Comment créer, à partir d’un territoire morcelé, un état palestinien ? Avec Gaza d’un côté, la Cisjordanie d’un autre côté et une route entre les deux, contrôlée par Israël, cela paraît bien difficile.
Les subventions internationales, après les élections de 2006 qui ont donné le pouvoir au Hamas, ont été suspendues (ONU – UE) et de nombreuses attaques ont eu lieu. Une punition injuste qui touche les habitants.
Comment traiter les crimes contre l’humanité ? L’Europe n’est pas prête à accepter cette justice car elle est malgré tout complice de Benyamin Netanyahou qui se fait passer pour la victime.

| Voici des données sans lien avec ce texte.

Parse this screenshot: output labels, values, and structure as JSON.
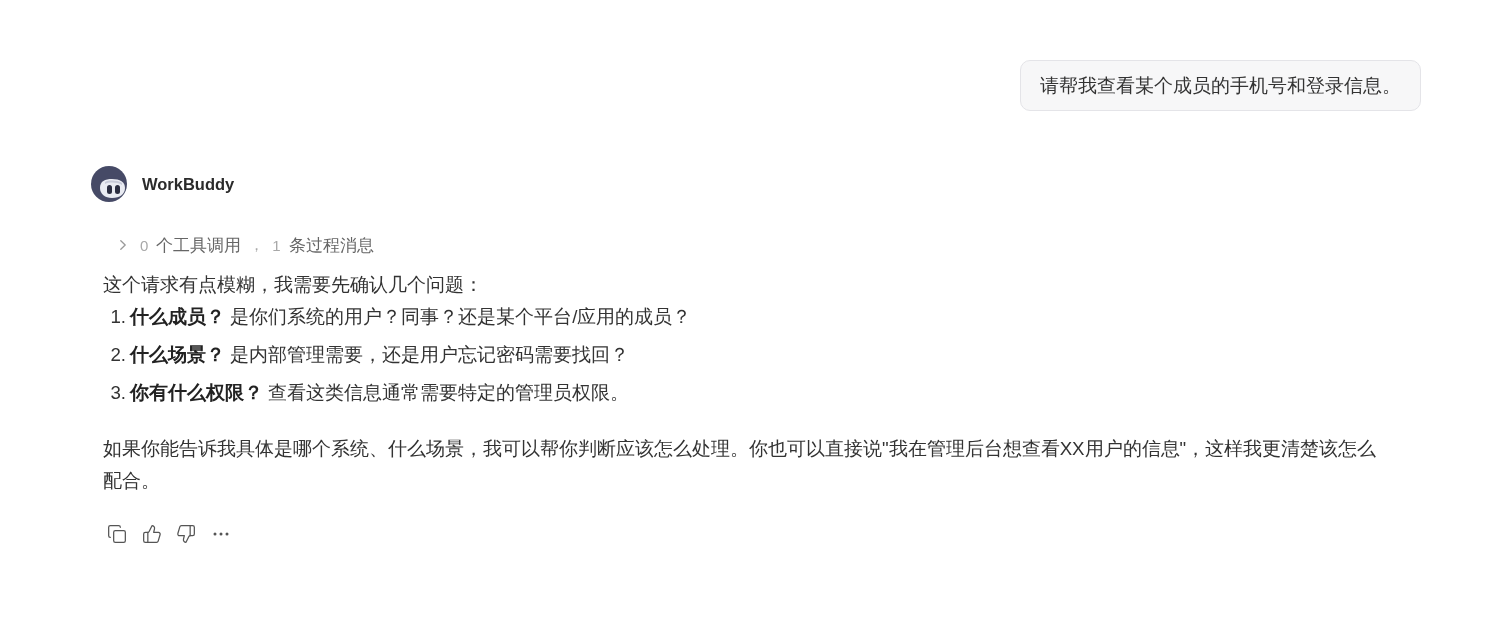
{
  "user_message": {
    "text": "请帮我查看某个成员的手机号和登录信息。"
  },
  "assistant": {
    "name": "WorkBuddy",
    "process_summary": {
      "expanded": false,
      "tool_count": "0",
      "tool_label": "个工具调用",
      "separator": "，",
      "message_count": "1",
      "message_label": "条过程消息"
    },
    "intro": "这个请求有点模糊，我需要先确认几个问题：",
    "questions": [
      {
        "number": "1.",
        "text": "**什么成员？** 是你们系统的用户？同事？还是某个平台/应用的成员？"
      },
      {
        "number": "2.",
        "text": "**什么场景？** 是内部管理需要，还是用户忘记密码需要找回？"
      },
      {
        "number": "3.",
        "text": "**你有什么权限？** 查看这类信息通常需要特定的管理员权限。"
      }
    ],
    "closing": "如果你能告诉我具体是哪个系统、什么场景，我可以帮你判断应该怎么处理。你也可以直接说\"我在管理后台想查看XX用户的信息\"，这样我更清楚该怎么配合。",
    "actions": [
      {
        "kind": "copy"
      },
      {
        "kind": "like"
      },
      {
        "kind": "dislike"
      },
      {
        "kind": "more"
      }
    ]
  }
}
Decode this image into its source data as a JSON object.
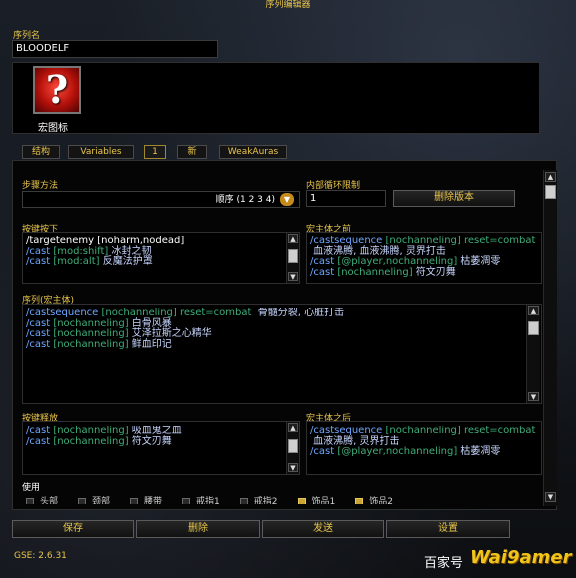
{
  "window": {
    "title": "序列编辑器"
  },
  "sequence_name": {
    "label": "序列名",
    "value": "BLOODELF"
  },
  "macro_icon": {
    "glyph": "?",
    "label": "宏图标"
  },
  "tabs": [
    "结构",
    "Variables",
    "1",
    "新",
    "WeakAuras"
  ],
  "step_method": {
    "label": "步骤方法",
    "value": "顺序 (1 2 3 4)"
  },
  "inner_loop": {
    "label": "内部循环限制",
    "value": "1"
  },
  "delete_version_label": "删除版本",
  "keypress": {
    "label": "按键按下",
    "lines": [
      [
        {
          "t": "/targetenemy [noharm,nodead]",
          "c": "c-w"
        }
      ],
      [
        {
          "t": "/cast ",
          "c": "c-b"
        },
        {
          "t": "[mod:shift]",
          "c": "c-g"
        },
        {
          "t": " 冰封之韧",
          "c": "c-light"
        }
      ],
      [
        {
          "t": "/cast ",
          "c": "c-b"
        },
        {
          "t": "[mod:alt]",
          "c": "c-g"
        },
        {
          "t": " 反魔法护罩",
          "c": "c-light"
        }
      ]
    ]
  },
  "pre_macro": {
    "label": "宏主体之前",
    "lines": [
      [
        {
          "t": "/castsequence ",
          "c": "c-b"
        },
        {
          "t": "[nochanneling] reset=combat",
          "c": "c-g"
        }
      ],
      [
        {
          "t": " 血液沸腾, 血液沸腾, 灵界打击",
          "c": "c-light"
        }
      ],
      [
        {
          "t": "/cast ",
          "c": "c-b"
        },
        {
          "t": "[@player,nochanneling]",
          "c": "c-g"
        },
        {
          "t": " 枯萎凋零",
          "c": "c-light"
        }
      ],
      [
        {
          "t": "/cast ",
          "c": "c-b"
        },
        {
          "t": "[nochanneling]",
          "c": "c-g"
        },
        {
          "t": " 符文刃舞",
          "c": "c-light"
        }
      ]
    ]
  },
  "sequence_body": {
    "label": "序列(宏主体)",
    "lines": [
      [
        {
          "t": "/castsequence ",
          "c": "c-b"
        },
        {
          "t": "[nochanneling] reset=combat",
          "c": "c-g"
        },
        {
          "t": "  骨髓分裂, 心脏打击",
          "c": "c-light"
        }
      ],
      [
        {
          "t": "/cast ",
          "c": "c-b"
        },
        {
          "t": "[nochanneling]",
          "c": "c-g"
        },
        {
          "t": " 白骨风暴",
          "c": "c-light"
        }
      ],
      [
        {
          "t": "/cast ",
          "c": "c-b"
        },
        {
          "t": "[nochanneling]",
          "c": "c-g"
        },
        {
          "t": " 艾泽拉斯之心精华",
          "c": "c-light"
        }
      ],
      [
        {
          "t": "/cast ",
          "c": "c-b"
        },
        {
          "t": "[nochanneling]",
          "c": "c-g"
        },
        {
          "t": " 鲜血印记",
          "c": "c-light"
        }
      ]
    ]
  },
  "keyrelease": {
    "label": "按键释放",
    "lines": [
      [
        {
          "t": "/cast ",
          "c": "c-b"
        },
        {
          "t": "[nochanneling]",
          "c": "c-g"
        },
        {
          "t": " 吸血鬼之血",
          "c": "c-light"
        }
      ],
      [
        {
          "t": "/cast ",
          "c": "c-b"
        },
        {
          "t": "[nochanneling]",
          "c": "c-g"
        },
        {
          "t": " 符文刃舞",
          "c": "c-light"
        }
      ]
    ]
  },
  "post_macro": {
    "label": "宏主体之后",
    "lines": [
      [
        {
          "t": "/castsequence ",
          "c": "c-b"
        },
        {
          "t": "[nochanneling] reset=combat",
          "c": "c-g"
        }
      ],
      [
        {
          "t": " 血液沸腾, 灵界打击",
          "c": "c-light"
        }
      ],
      [
        {
          "t": "/cast ",
          "c": "c-b"
        },
        {
          "t": "[@player,nochanneling]",
          "c": "c-g"
        },
        {
          "t": " 枯萎凋零",
          "c": "c-light"
        }
      ]
    ]
  },
  "use": {
    "label": "使用",
    "items": [
      {
        "label": "头部",
        "checked": false
      },
      {
        "label": "颈部",
        "checked": false
      },
      {
        "label": "腰带",
        "checked": false
      },
      {
        "label": "戒指1",
        "checked": false
      },
      {
        "label": "戒指2",
        "checked": false
      },
      {
        "label": "饰品1",
        "checked": true
      },
      {
        "label": "饰品2",
        "checked": true
      }
    ]
  },
  "buttons": {
    "save": "保存",
    "delete": "删除",
    "send": "发送",
    "settings": "设置"
  },
  "version": "GSE: 2.6.31",
  "watermark": {
    "text": "百家号",
    "brand": "Wai9amer"
  },
  "colors": {
    "gold": "#e8c54a",
    "green": "#3fae7a",
    "blue": "#6fa8ff"
  }
}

L’économie d’Israël est basée en partie sur l’armement et l’aide des USA, à vie et sans intérêt. Israël vit grâce à la guerre. Comment continuer dans cette situation ? Jusqu’où ? Jusqu’où et jusqu’à quand les pays qui nient les aspirations des peuples, Israël, Arabie Saoudite, Iran … pourront faire perdurer ces situations ?
Au Liban, on ne connaît pas le nombre de réfugiés palestiniens qui y vivent, les gouvernements n’ayant jamais fait de recensement. Ils sont victimes de discriminations : 72 métiers leur sont interdits. A l’école, on n’apprend pas l’histoire de la Palestine., La gauche soutient les Palestiniens mais il n’y a jamais eu d’action, de manifestation en faveur des Palestiniens. La société est raciste, aucun parti politique n’est à la hauteur.
Pourtant les Palestiniens ne sont pas dans la haine, une histoire est possible.

Pour aller plus loin, pour réfléchir, un livre : Histoire populaire de la résistance palestinienne
de Mazin Qumsiyeh – Chercheur en génétique et professeur aux Universités de Bethléem et de Birzeit. Après avoir enseigné aux États-Unis, le docteur Mazin QUMSIYEH est président du Centre palestinien pour le rapprochement entre les peuples. Figure importante de la résistance populaire dans laquelle il prend une part active et qu’il organise, il collabore également avec de nombreux mouvements pacifistes de la société civile, et a publié plus de 1 000 articles dans des journaux, des livres et sur l’Internet.